Well, 5 weeks ago today we sold our house. Now today is our last real day here since we move to our temporary home tomorrow. So J, C, and I are going out to celebrate tonight even though I kinda wonder if we should just have a picnic on the floor our emptyish living room. But it will be nice to go out and do something fun together (plus C took a 5 hour nap today so I’d like to keep him awake as much as possible the rest of the day!).
It was a bittersweet day for lasts: today was my last day to wash the dishes in the sink J installed, with the faucet my dad gave me for my birthday. It was the last time for me to go for a walk with Sadie and C. I’ve had 5 years of walking these sidewalks… Last time to take a nap on the couch with my baby cuddled on my chest. Last night to sleep in the room where J proposed to me and C was born. Kinda surreal….
It’s been a good 5 years here:) I bought this place when I was 24, J moved in when we were married 3 years ago (fun/crazy transition for Hard to Adjust Sadie and Sarah), and baby C was born almost 5 weeks ago.

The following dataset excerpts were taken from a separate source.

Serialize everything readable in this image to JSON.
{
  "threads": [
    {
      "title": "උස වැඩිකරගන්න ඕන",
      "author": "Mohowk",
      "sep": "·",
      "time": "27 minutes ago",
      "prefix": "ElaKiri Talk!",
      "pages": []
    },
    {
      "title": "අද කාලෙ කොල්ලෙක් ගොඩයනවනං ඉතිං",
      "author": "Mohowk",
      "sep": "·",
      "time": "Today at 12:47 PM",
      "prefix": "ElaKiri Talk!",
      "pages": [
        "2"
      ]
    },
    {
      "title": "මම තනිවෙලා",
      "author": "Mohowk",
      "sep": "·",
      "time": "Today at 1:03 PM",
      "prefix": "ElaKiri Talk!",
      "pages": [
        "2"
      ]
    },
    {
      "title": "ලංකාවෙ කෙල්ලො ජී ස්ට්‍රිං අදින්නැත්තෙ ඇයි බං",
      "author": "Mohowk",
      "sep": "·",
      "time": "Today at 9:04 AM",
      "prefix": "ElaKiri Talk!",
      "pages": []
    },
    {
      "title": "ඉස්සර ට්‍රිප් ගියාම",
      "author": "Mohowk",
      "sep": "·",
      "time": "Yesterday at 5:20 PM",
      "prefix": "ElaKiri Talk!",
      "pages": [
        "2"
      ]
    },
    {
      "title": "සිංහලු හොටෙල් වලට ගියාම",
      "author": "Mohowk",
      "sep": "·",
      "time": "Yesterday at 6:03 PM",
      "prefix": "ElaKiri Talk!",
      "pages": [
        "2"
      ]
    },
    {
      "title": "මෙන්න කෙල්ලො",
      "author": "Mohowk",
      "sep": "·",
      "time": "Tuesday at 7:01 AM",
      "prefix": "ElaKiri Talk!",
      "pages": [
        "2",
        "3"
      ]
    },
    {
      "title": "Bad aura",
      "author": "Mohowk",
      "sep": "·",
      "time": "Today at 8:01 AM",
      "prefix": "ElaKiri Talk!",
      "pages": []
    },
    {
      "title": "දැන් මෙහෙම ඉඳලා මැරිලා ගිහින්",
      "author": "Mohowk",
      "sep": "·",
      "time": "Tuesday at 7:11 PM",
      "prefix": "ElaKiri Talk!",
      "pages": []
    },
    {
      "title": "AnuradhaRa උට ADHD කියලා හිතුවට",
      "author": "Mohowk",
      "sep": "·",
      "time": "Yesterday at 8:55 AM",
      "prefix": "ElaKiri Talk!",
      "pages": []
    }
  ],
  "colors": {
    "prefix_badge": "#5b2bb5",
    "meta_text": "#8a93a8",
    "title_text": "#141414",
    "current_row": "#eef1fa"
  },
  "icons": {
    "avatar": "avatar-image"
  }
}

It’s funny, J and I went out to eat 5 weeks ago today to celebrate our house selling, wondering what we would do and where we would go. I remember being big and pregnant, feeling the baby kick and hiccup while we ate. Then 2 days later we had a baby but still no new house. Now 5 weeks later we are nomads with a child:)
Hmm, hope J gets home from work fast so we can go out and be cheerful, I’m getting a little melancholy!!